To me they seem like a pointless gimmick that definitely aren’t worth the space they take. Open so many tabs that finding a particular one is an issue and the thumbnails will be squashed beyond recognition anyway.
Compared with certain unsung Opera window management features, like being able to filter the tabs displayed in the windows panel, and visual tabs seem like a damp squib.
It’s a great browser, but I can’t say I’m blown away by the new features in 10.
The problem I’ve had with visual tabs is simply that the premise behind them is redundant when hovering over the normal tab already displays a thumbnail. That said though, you can move them to the side of the screen now, which may present some usefulness for those on wider displays.
My major personal gripe with Opera 10 thus far has been the underwhelming new look, and also since a few builds ago, the dropping of the option of a native QT4 look (which admittedly while far from usable, nonetheless led me to think I might get an Opera that looked native in KDE).
The theoretical advantage of displaying multiple thumbnails is that you can find the page you’re looking for with a quick glance along the bar. Mousing over each tab to display the thumbnail is obviously a lot slower. In reality, with the tiny little thumbnails to squint at, I don’t see much of an advantage over text.
I consider the pop-up thumbnails to be pretty useless too. By the time I’ve moused over the tab bar I could have cycled though the tabs using ctrl+tab/right-mouse-button+scroll-wheel and viewed the actual pages.

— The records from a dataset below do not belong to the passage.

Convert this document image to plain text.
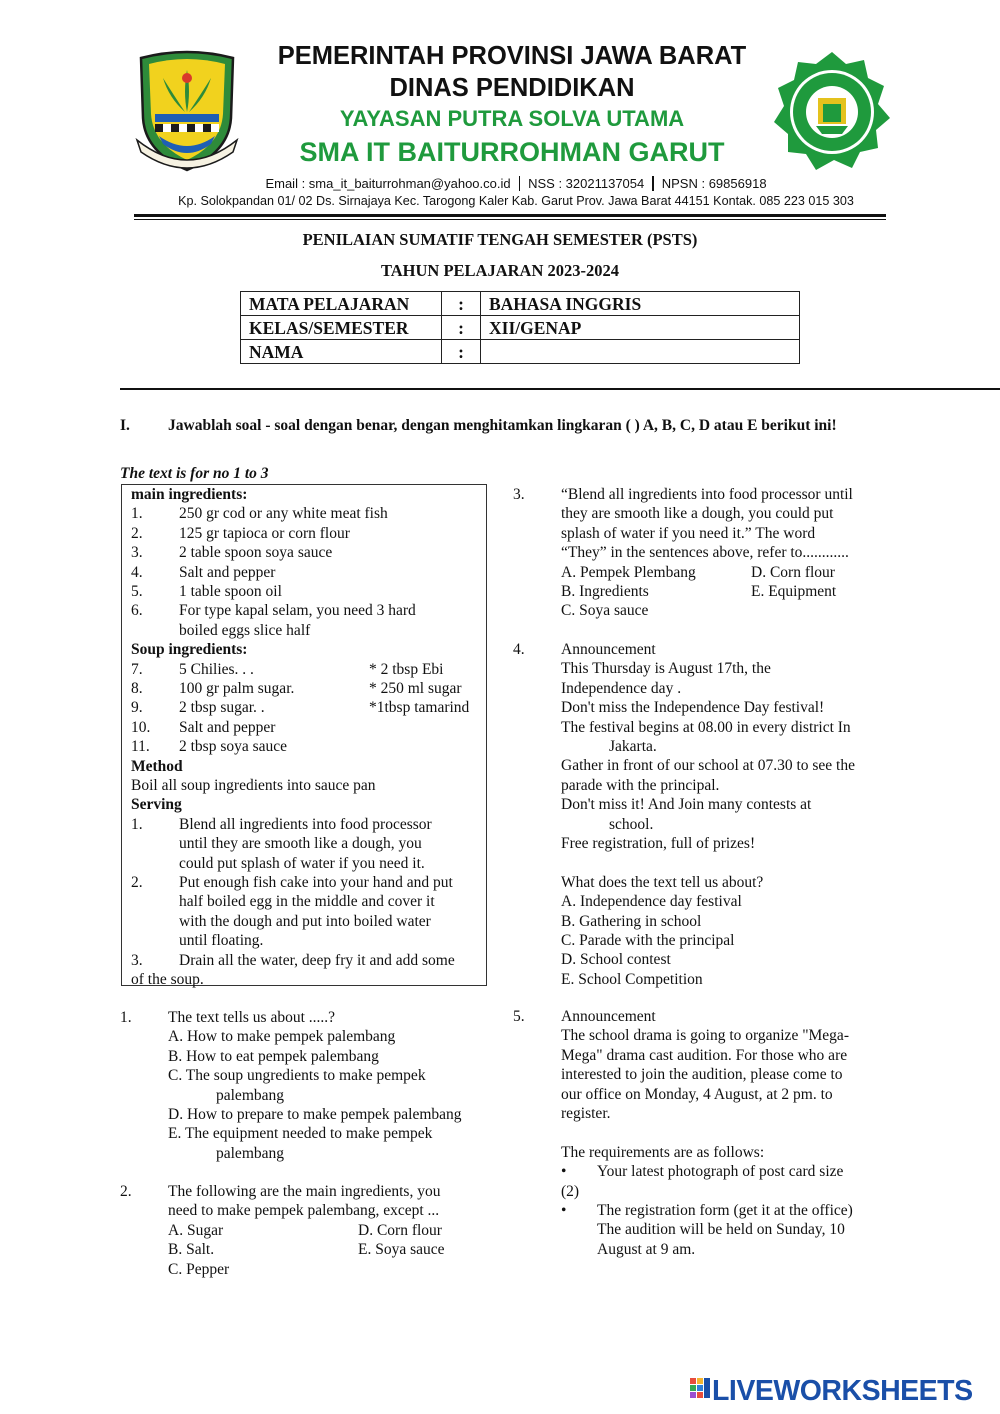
PEMERINTAH PROVINSI JAWA BARAT
DINAS PENDIDIKAN
YAYASAN PUTRA SOLVA UTAMA
SMA IT BAITURROHMAN GARUT
Email : sma_it_baiturrohman@yahoo.co.id NSS : 32021137054 NPSN : 69856918
Kp. Solokpandan 01/ 02 Ds. Sirnajaya Kec. Tarogong Kaler Kab. Garut Prov. Jawa Barat 44151 Kontak. 085 223 015 303
PENILAIAN SUMATIF TENGAH SEMESTER (PSTS)
TAHUN PELAJARAN 2023-2024
MATA PELAJARAN	:	BAHASA INGGRIS
KELAS/SEMESTER	:	XII/GENAP
NAMA	:	
I. Jawablah soal - soal dengan benar, dengan menghitamkan lingkaran ( ) A, B, C, D atau E berikut ini!
The text is for no 1 to 3
main ingredients:
1. 250 gr cod or any white meat fish
2. 125 gr tapioca or corn flour
3. 2 table spoon soya sauce
4. Salt and pepper
5. 1 table spoon oil
6. For type kapal selam, you need 3 hard
boiled eggs slice half
Soup ingredients:
7. 5 Chilies. . .	* 2 tbsp Ebi
8. 100 gr palm sugar.	* 250 ml sugar
9. 2 tbsp sugar. .	*1tbsp tamarind
10. Salt and pepper
11. 2 tbsp soya sauce
Method
Boil all soup ingredients into sauce pan
Serving
1. Blend all ingredients into food processor
until they are smooth like a dough, you
could put splash of water if you need it.
2. Put enough fish cake into your hand and put
half boiled egg in the middle and cover it
with the dough and put into boiled water
until floating.
3. Drain all the water, deep fry it and add some
of the soup.
1. The text tells us about .....?
A. How to make pempek palembang
B. How to eat pempek palembang
C. The soup ungredients to make pempek
palembang
D. How to prepare to make pempek palembang
E. The equipment needed to make pempek
palembang
2. The following are the main ingredients, you
need to make pempek palembang, except ...
A. Sugar	D. Corn flour
B. Salt.	E. Soya sauce
C. Pepper
3. “Blend all ingredients into food processor until
they are smooth like a dough, you could put
splash of water if you need it.” The word
“They” in the sentences above, refer to............
A. Pempek Plembang	D. Corn flour
B. Ingredients	E. Equipment
C. Soya sauce
4. Announcement
This Thursday is August 17th, the
Independence day .
Don't miss the Independence Day festival!
The festival begins at 08.00 in every district In
Jakarta.
Gather in front of our school at 07.30 to see the
parade with the principal.
Don't miss it! And Join many contests at
school.
Free registration, full of prizes!
What does the text tell us about?
A. Independence day festival
B. Gathering in school
C. Parade with the principal
D. School contest
E. School Competition
5. Announcement
The school drama is going to organize "Mega-
Mega" drama cast audition. For those who are
interested to join the audition, please come to
our office on Monday, 4 August, at 2 pm. to
register.
The requirements are as follows:
• Your latest photograph of post card size
(2)
• The registration form (get it at the office)
The audition will be held on Sunday, 10
August at 9 am.
LIVEWORKSHEETS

I don’t really see how that would make it any more useful; it’s just wasting less valuable space. Thumbnails would still get squashed as soon as the tab bar filled up, and down a widescreen display there’s even less room. The windows panel in the sidebar makes far better use of that space in my opinion. Maybe an option to display thumbnails in that would be more useful, thanks to it’s filtering and scrollbar…
I have a sorta “on-and-off” relationship with this feature. It’s useless on top of the window and tabs are smaller and more efficient there.
On the other hand when I keep them on left-side of the window and reduce the width to minimum, they become extremely useful and efficient especially when there are multiple pages. For instance, for those who engage in tab-launching frenzy, the thumbnail tells you the site while the title tells you the content (in case of OS News).
As for Opera 10; the only noticeable change for me is the logo – and thank god for that, the older logo looked oddball in any operating system.